Emerging saving trends suggest that first home buyers are taking a more cautious approach to debt post-GFC and saving up larger deposits before taking the plunge into the property market.
It wasn’t so long ago that some first home buyers were using cash advances on their credit cards to scrape together the bare minimum deposit required to get a home loan then buying a property days after getting loan approval. Nowadays, those in the market for their first home are more cautious and are using a range of strategies, some old, some new, to build up a healthy deposit.
Anyone trying to build a nest egg quickly has to slash their outgoings, boost their income or, ideally, do both at the same time. When it comes to reducing expenses, the time-honoured tradition of moving back in with the parents to save on rent is alive and well among the current generation – surveys suggest around half of first home buyers spend some time living with a family member. Two other tricks used to cut rental costs are subletting rooms (check your rental agreement first to see if this is allowed) or moving to a cheaper property.
Other popular cost-cutting strategies include:
- Opting to get by with one car rather than two and/or downgrading to a cheaper vehicle.

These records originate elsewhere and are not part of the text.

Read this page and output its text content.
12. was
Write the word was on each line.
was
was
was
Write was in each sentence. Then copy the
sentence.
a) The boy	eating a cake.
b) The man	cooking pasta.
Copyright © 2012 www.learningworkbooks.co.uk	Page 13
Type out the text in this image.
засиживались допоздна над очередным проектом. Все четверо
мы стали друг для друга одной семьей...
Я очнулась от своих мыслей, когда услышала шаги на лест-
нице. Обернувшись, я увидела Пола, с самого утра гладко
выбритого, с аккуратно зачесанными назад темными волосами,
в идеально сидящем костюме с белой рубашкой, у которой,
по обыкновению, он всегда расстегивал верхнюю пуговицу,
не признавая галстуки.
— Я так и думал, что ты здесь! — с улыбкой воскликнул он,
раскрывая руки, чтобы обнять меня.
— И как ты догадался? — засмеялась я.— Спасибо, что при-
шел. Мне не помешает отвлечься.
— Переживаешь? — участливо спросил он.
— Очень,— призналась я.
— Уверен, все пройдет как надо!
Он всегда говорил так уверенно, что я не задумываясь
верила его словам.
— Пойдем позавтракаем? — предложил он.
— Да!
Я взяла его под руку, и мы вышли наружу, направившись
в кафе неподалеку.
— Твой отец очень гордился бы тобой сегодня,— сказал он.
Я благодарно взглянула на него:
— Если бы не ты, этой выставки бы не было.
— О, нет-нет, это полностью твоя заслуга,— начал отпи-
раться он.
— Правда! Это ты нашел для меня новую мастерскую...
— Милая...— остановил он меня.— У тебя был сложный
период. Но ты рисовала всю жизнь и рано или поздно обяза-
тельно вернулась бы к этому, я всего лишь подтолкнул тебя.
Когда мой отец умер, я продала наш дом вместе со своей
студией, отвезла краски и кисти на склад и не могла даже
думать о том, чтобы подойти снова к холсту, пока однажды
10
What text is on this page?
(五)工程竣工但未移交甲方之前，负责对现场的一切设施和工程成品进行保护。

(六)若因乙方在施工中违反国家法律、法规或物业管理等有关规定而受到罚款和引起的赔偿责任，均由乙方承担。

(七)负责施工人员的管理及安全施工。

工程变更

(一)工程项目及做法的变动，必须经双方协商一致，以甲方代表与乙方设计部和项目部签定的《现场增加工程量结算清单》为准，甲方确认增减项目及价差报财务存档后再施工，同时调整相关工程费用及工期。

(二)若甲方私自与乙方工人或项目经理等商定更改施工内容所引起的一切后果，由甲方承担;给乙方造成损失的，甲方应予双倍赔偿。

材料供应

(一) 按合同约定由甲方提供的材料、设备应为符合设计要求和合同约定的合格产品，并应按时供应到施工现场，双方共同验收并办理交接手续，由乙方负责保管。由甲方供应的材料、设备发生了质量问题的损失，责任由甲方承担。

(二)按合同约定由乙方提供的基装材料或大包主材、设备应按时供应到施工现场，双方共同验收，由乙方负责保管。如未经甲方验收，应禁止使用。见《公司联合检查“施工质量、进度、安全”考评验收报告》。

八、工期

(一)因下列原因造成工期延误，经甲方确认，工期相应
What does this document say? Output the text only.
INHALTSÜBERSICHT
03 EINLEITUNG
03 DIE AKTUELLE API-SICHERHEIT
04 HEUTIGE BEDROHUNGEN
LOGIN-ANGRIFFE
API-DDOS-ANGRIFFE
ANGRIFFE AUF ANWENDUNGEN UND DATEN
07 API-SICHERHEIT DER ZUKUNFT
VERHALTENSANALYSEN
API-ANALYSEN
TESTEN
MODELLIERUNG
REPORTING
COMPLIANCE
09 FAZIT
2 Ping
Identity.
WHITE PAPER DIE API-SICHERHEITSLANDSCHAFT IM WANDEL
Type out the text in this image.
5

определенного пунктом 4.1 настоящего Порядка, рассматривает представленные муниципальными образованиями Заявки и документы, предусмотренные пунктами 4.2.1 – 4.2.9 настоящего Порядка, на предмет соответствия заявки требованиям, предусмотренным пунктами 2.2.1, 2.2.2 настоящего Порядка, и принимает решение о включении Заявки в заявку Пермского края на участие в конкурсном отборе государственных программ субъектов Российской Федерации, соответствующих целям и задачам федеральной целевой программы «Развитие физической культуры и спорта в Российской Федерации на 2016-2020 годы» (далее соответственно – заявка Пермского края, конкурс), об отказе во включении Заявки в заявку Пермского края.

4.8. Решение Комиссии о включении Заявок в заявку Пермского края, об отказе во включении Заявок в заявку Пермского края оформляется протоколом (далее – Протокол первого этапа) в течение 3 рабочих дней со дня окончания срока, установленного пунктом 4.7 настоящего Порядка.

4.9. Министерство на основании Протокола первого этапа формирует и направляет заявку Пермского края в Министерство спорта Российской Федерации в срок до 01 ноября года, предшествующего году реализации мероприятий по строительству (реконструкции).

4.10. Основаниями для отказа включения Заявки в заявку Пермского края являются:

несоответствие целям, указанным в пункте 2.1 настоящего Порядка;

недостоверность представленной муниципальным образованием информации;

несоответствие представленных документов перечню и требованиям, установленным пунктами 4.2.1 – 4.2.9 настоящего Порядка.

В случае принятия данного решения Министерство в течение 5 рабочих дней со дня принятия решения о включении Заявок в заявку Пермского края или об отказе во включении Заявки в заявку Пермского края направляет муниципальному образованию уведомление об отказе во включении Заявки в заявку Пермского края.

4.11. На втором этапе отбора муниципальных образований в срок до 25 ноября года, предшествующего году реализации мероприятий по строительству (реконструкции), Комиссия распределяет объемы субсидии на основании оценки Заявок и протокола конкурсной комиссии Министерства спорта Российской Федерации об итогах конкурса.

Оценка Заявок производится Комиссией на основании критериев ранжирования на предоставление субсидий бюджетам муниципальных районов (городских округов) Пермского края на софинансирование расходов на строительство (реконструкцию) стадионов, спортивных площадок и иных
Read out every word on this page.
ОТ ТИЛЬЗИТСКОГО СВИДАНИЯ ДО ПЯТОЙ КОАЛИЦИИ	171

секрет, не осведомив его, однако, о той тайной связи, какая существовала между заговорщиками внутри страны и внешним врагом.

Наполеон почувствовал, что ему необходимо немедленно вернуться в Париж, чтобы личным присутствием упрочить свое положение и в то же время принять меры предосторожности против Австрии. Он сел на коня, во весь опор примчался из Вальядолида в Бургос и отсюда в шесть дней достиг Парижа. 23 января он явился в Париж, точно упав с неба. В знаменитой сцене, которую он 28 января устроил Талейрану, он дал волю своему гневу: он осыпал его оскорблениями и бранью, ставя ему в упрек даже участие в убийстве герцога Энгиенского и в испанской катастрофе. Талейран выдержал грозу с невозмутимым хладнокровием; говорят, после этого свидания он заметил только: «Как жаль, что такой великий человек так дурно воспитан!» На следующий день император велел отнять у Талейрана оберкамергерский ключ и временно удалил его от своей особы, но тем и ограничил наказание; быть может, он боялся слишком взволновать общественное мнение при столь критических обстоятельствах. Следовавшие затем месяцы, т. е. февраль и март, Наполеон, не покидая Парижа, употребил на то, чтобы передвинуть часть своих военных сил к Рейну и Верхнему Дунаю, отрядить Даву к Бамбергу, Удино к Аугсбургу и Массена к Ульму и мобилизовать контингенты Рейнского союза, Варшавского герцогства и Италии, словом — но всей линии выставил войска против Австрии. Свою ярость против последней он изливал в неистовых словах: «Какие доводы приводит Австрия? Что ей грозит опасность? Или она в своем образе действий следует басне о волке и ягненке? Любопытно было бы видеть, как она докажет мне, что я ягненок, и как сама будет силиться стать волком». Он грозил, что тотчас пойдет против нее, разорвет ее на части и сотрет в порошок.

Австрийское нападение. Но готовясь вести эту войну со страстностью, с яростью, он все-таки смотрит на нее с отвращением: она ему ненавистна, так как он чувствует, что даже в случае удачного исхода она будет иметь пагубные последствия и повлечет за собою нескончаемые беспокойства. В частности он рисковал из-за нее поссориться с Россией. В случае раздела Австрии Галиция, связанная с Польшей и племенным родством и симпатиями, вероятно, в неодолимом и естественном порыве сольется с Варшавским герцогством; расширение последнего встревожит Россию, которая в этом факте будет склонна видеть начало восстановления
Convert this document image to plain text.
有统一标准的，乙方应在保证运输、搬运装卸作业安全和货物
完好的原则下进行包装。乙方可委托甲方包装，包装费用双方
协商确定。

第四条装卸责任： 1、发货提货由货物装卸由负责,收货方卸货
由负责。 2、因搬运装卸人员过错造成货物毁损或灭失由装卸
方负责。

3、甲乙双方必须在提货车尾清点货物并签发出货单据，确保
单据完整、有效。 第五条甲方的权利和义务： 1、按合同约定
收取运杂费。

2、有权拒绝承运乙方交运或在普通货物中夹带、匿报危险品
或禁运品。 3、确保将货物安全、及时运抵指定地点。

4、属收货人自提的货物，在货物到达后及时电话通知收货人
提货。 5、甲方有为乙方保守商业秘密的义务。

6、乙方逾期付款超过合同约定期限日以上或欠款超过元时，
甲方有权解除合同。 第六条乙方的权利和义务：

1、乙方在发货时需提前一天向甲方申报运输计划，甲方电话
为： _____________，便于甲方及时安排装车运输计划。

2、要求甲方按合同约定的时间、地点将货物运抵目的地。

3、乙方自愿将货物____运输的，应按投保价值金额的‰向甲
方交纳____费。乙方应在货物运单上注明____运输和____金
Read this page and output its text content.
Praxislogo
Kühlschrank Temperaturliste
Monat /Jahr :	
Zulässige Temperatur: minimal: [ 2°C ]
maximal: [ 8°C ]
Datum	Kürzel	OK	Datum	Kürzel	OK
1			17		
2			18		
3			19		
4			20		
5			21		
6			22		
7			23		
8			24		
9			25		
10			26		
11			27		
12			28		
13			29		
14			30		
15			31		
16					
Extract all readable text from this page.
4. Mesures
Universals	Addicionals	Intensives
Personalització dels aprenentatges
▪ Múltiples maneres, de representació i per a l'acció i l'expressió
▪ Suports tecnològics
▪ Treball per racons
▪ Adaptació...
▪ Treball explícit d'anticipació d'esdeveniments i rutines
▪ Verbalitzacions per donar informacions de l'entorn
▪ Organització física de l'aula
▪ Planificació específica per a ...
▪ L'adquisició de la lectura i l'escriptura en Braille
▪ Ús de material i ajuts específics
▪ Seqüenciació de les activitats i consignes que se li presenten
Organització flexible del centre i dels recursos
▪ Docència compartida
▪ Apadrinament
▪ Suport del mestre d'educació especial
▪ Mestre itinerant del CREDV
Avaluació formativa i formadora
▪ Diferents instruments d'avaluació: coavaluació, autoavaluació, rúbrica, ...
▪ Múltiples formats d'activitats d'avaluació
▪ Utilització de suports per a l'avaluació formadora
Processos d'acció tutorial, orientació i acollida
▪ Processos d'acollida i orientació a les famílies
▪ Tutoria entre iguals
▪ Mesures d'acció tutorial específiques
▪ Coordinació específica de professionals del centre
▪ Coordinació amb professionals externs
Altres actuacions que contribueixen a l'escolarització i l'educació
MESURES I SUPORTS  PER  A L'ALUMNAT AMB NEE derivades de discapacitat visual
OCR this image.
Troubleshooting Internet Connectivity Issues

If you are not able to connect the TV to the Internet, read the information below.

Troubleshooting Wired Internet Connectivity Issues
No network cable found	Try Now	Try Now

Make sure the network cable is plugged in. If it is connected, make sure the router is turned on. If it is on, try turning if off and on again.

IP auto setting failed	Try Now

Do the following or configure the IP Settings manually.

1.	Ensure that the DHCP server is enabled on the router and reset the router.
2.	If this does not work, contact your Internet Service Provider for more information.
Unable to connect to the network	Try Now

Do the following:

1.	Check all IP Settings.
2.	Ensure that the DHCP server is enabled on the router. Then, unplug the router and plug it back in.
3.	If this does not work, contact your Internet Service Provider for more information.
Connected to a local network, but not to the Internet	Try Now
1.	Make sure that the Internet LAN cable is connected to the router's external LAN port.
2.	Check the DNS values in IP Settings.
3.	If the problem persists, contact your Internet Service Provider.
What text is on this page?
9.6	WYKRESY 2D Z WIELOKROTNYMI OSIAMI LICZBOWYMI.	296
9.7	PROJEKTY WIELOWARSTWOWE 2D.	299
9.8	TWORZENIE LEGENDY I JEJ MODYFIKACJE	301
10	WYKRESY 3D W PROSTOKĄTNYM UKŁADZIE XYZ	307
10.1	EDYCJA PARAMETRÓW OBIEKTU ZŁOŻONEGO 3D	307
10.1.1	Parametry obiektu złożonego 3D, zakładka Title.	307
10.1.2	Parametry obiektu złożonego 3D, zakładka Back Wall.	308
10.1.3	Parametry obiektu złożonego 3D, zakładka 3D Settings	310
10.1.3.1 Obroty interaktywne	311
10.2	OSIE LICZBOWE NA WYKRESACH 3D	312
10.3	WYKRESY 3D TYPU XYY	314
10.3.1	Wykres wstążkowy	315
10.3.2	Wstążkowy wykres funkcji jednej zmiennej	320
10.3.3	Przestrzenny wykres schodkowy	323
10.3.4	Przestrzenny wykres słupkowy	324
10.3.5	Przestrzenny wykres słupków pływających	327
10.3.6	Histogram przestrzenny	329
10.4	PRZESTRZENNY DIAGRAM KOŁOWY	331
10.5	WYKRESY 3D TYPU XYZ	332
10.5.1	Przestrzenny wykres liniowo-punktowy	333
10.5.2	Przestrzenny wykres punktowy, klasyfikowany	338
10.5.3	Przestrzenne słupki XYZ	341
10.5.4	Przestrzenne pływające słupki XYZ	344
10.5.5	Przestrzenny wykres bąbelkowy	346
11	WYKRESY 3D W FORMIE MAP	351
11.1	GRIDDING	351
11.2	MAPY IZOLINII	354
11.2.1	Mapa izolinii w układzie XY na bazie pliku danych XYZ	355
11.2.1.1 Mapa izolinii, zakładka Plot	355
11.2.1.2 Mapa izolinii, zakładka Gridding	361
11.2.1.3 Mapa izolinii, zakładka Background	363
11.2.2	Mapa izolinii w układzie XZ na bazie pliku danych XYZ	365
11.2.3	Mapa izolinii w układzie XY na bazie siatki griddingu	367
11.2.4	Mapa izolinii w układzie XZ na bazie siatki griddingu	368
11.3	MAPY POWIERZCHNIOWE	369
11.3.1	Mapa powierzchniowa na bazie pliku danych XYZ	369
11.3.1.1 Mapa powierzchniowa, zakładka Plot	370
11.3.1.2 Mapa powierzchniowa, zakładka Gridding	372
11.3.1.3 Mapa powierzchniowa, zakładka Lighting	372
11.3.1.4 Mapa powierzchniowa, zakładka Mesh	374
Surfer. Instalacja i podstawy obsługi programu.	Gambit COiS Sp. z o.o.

- Downsizing grocery bills by shopping at the new generation of discount stores.
- Purchasing items online, such as clothes, to avoid the large markups often charged by Australian retailers.
High-tech income boosters
The good news for today’s first home buyers is that modern technology has made generating extra revenue streams a lot easier.
If someone of your parents’ generation wanted to increase their income, it usually meant getting a second job, which almost always required them to be at a set location for a set period of time. With the move to a digital economy and the rise of sites such as Freelancer.com and Elance, those wanting to moonlight have the option of taking on as much or as little work as they want and, more often than not, being able to do it from home at a time that suits them.
Similarly, online auction houses and classifieds mean that unwanted items can now be quickly converted into cash without the rigmarole involved in holding a garage sale or arranging meetings with prospective buyers.
Smart money management
Unlike previous generations, today’s first home buyers have grown up with access to easy (but expensive) credit. Many are deciding to cut up their credit cards, which both restricts their ability to make impulse purchases and ensures they’re not squandering money that could be going into a high-interest savings account on making interest repayments of, typically, 15 to 20 per cent on credit card debts.
Saving up enough for a home deposit always has and always will require some discipline and sacrifice, but the saving trends among first home buyers suggest they are using their imagination to reach their saving goals in the shortest possible time.